Used EVs going strong with average 95% average battery health
The average used EV in the UK still has more than 95% of its original battery capacity, according to a new large-scale study by industry expert Generational.
Launched today, Generational’s Battery Performance Index is the UK’s largest-ever analysis of EV battery condition, revealing the average battery State of Health (SoH) of more than 8,000 passenger cars and light commercial vehicles.
SoH shows a battery’s current available capacity relative to its maximum capacity, and is indicated as a percentage from 0% to 100%. SoH is key to measuring an EV battery’s longevity and durability.
The Generational Battery Performance Index covered vehicles from 36 manufacturers, using vehicles built between 2013 and 2025. Mileages ranged from 0 to more than 160,000 miles.
The data revealed that the overall average SoH was 95.15%, with vehicles between eight and nine years old retaining a median of 85% SoH. This is important because with most manufacturer battery warranties running for seven or eight years, the findings showed that the usual warranty threshold of 70% SoH was rarely approached.
Numbers were positive for high-mileage EVs. Those with over 100,000 miles on their clock frequently returned an SoH of 88-95%, while those in the four/five-year-old bracket displayed an SoH of 93.53%.
The Generational Battery Performance Index was also broken down into percentile benchmarking by vehicle age.
The bottom-performing percentile in the four-five-year age group displayed a 91.64% average SoH; those in the middle displayed 93.53%, while those at the top displayed 96.49%.
For older models in the eight-12 year-old bracket those in the bottom percentile retained an 82% SoH despite their advancing years, mid-percentile vehicles retained 85.04%, while top-rankers sat at 90%.
Overall, the Battery Performance Index revealed that battery degradation amongst used EVs is no longer the risk it was once perceived to be. Instead, the biggest concerns when buying a used EV are related to the vehicle’s condition and how it has been used.

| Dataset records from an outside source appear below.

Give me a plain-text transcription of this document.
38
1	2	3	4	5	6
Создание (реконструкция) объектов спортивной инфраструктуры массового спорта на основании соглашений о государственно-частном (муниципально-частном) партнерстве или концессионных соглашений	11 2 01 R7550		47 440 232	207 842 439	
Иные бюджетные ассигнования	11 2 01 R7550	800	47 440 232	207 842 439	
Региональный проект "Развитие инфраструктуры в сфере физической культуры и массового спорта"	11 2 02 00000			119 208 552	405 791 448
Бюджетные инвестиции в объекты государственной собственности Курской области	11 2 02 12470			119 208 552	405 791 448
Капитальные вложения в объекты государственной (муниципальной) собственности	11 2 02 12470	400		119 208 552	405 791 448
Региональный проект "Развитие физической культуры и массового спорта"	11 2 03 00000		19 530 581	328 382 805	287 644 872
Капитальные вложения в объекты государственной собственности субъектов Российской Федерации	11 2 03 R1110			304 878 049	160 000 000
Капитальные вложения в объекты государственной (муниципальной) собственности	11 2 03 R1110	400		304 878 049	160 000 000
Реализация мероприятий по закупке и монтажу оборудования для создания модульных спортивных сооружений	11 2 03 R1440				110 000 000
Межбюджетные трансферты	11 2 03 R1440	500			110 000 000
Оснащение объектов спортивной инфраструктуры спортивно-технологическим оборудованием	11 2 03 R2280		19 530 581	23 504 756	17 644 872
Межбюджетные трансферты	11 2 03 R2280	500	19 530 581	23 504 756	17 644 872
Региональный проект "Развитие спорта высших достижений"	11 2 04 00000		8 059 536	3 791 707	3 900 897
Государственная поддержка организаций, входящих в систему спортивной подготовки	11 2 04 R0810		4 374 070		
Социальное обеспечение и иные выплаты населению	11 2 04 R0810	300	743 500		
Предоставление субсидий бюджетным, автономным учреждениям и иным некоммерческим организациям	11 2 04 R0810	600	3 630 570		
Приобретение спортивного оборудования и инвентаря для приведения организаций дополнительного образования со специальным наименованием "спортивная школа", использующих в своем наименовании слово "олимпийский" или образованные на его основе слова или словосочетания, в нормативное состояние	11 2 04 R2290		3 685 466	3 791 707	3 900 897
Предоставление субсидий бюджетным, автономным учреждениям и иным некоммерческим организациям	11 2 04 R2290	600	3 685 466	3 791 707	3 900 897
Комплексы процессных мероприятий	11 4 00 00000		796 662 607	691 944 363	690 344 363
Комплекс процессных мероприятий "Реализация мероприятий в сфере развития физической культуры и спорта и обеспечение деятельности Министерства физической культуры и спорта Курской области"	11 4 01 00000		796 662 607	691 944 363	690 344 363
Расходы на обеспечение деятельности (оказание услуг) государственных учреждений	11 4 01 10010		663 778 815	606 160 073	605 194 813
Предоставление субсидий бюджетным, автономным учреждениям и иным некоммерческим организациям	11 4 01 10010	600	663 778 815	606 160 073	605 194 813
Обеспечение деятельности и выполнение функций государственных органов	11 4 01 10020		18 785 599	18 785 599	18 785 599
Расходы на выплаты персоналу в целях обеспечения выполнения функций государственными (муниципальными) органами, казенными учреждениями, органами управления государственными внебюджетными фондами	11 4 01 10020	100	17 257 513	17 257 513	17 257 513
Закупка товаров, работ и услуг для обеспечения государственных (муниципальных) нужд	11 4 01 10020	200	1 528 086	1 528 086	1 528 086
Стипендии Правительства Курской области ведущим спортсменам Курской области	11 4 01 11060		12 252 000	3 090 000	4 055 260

Nonetheless, battery health is becoming essential on the used EV market, as worst-case assumptions can negatively affect pricing and consumer decision-making. Transparency here will be key to driving the second-hand EV market.
Mileage alone is becoming an increasingly unreliable indicator of battery condition. As the Battery Performance Index showed, younger high-mileage vehicles often outperform older, low-mileage cars in terms of battery health.
For example, a three-year-old fleet vehicle with 90,000 miles on the clock could be a stronger battery proposition than a six-year-old vehicle with 30,000 miles, depending on usage and charging behaviour.
The findings dispelled the myth inherited from petrol and diesel cars that high milers are less efficient.
As the data from the first-ever Index are made public, Generational CEO, Oliver Philpott, commented: “The Generational Battery Performance Index definitively shows that EV batteries are performing far better than many consumers and industry stakeholders have been led to believe.
“With an average State of Health of over 95%, and even older vehicles comfortably exceeding warranty thresholds, the underlying fundamentals are extremely strong.
“Transparency in battery condition is the main challenge facing the market today, and essential infrastructure for a healthy used EV sector; as vehicles age, the variance between the best and worst performers widens, and that dispersion defines risk.
“By establishing clear benchmarks for what is typical, above and below average as we look to drive further growth in 2026, we are giving the market the reference points it needs to price risk accurately, strengthen residual values and accelerate adoption.”